A talk about DTrace and how they used it to profile the performance of Twitter was quite good. They actually went through a full profiling session to show how you can progressively dig down through the diagnostics to pinpoint issues with a program. It was very inspiring. Some day I hope to be able to use an operating system at work that has DTrace. (I really need to spend some time with oprofile to see how it compares.) I was surprised how few people were at this talk; I wonder if that’s because most people are using Linux and thus it’s somewhat irrelevant to them.
Later in the day, I went to a talk from one of the authors of Jifty about implementing DSLs in Perl. Specifically, he’s talking about ‘internal DSLs’ which are implemented inside the host language. He showed 4 DSLs which they have created: Jifty::DBI::Schema, Template::Declare, Jifty::Dispatcher, and Test::WWW::Declare. These are languages for Rails-like schema migrations, HTML templating, HTTP dispatch rules, and mechanized web page testing, respectively. He talked very rapidly about what was involved to create the DSLs that they wanted and make it valid, working Perl, but honestly I could not absorb it as quickly as it went by. I’m planning to go look at the code more closely at some point to understand how they do it.

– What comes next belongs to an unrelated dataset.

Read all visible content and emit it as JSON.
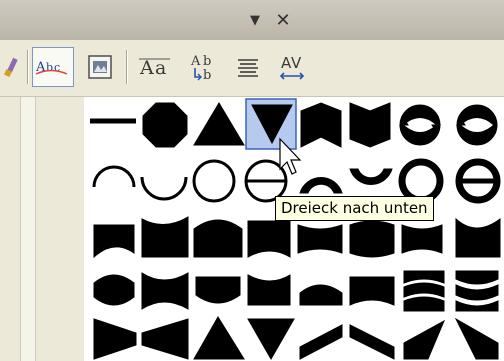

At the end of the day, I went to the Perl Lightning Talks, which were a mixed bag and which others took much better notes on. Then there was the Perl Foundation Auction, which took too long, followed by the State of the Onion, which is always hard to summarize, but my take was that Larry talked about all the different choices that go into designing a programming language, then assured us that Perl 6 makes all the right choices (including giving the programmer the ability to override many of the choices if they feel they need to).